約1年ぶりに会う事になったのは、仕事の打ち合わせを兼ねてだったが、去年会った時、店構えと漂う香りに強く惹かれつつ入りそびれた本石亭にリベンジしようということになったのだ。

神田の細い路地の奥、ランチタイムの早い時間帯にも関わらずサラリーマンたちが店頭で並んでいた。 チヨは自転車を停め、迷わず「並ぼう」と言った。

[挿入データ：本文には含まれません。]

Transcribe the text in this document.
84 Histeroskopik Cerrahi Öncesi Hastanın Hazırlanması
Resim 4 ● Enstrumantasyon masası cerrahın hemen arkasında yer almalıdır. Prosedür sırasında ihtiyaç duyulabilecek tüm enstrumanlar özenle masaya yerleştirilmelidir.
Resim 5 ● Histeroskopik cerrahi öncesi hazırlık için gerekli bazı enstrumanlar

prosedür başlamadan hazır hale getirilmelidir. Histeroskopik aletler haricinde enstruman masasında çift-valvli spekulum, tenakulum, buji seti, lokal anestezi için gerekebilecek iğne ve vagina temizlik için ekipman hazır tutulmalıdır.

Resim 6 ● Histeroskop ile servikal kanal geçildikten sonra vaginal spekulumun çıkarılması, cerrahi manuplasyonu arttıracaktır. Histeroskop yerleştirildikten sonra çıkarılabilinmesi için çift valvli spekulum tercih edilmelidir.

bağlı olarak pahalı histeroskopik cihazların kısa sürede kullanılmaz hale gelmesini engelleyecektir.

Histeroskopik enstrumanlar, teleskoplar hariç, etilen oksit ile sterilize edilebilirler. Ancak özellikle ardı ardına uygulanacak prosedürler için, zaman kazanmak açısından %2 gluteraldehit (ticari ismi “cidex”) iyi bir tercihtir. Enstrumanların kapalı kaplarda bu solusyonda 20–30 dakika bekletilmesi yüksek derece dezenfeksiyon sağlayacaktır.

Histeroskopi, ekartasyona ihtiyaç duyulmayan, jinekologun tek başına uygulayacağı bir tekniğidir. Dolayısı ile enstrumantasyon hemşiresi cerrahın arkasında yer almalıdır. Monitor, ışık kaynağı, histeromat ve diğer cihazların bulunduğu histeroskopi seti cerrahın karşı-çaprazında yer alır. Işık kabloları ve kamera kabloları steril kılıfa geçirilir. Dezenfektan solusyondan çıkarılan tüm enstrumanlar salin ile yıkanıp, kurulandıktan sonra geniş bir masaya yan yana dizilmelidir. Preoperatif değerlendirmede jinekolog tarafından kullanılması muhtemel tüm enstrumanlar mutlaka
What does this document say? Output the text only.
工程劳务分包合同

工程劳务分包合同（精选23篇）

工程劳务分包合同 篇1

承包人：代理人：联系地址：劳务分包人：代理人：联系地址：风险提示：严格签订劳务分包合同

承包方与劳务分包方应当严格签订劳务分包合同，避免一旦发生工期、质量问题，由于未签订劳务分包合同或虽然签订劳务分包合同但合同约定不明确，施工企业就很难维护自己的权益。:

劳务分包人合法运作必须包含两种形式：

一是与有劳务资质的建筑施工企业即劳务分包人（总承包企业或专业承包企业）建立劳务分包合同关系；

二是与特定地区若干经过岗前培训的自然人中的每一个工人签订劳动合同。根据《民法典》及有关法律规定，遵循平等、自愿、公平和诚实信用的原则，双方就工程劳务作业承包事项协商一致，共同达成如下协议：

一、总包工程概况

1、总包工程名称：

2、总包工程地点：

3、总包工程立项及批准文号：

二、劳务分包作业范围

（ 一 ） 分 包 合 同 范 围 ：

少し待ってに入ると、こじんまりした店内は薄暗く、案内されたすぐそばの席を一瞬見落とした。
ランチタイム最盛ながらバータイムのようなムード。お店の男性2人の出で立ちもバーテンダーのそれのようだ。

私達が頼もうとしていたキーマカレーはすでに売り切れていて、チヨは欧風カレーにビーフコロッケトッピングを私はインド風カレーに温野菜トッピングを注文した。


並ぶサラリーマンたちのお腹を満たすだけあり、雰囲気とは意外にがっつり量のあるご飯の盛り。
チヨのコロッケ付きのカレーは、どこの食べ盛り男子の飯だよという感じだった。
具も大きくゴロゴロ転がるが、ボリュームだけでなくカレー好きな人がじっくり研究しているのだろうと思う深い味わいで、隅から隅まで気を行き届かせているようなごまかしのない感じがした。
1年越しで来られた喜びも噛み締めつつ、私のインド風カレーはなかなか辛く水もまたすすんだ。


来年にかけてゆっくり進める仕事、この案件を考える度、本石亭の薄暗い店内をそよぐスパイシーな香りがよぎるに違いない。逃したキーマカレー、次こそ、多分来年、食べようと話し合った。そして私も次はコロッケをトッピングしよう。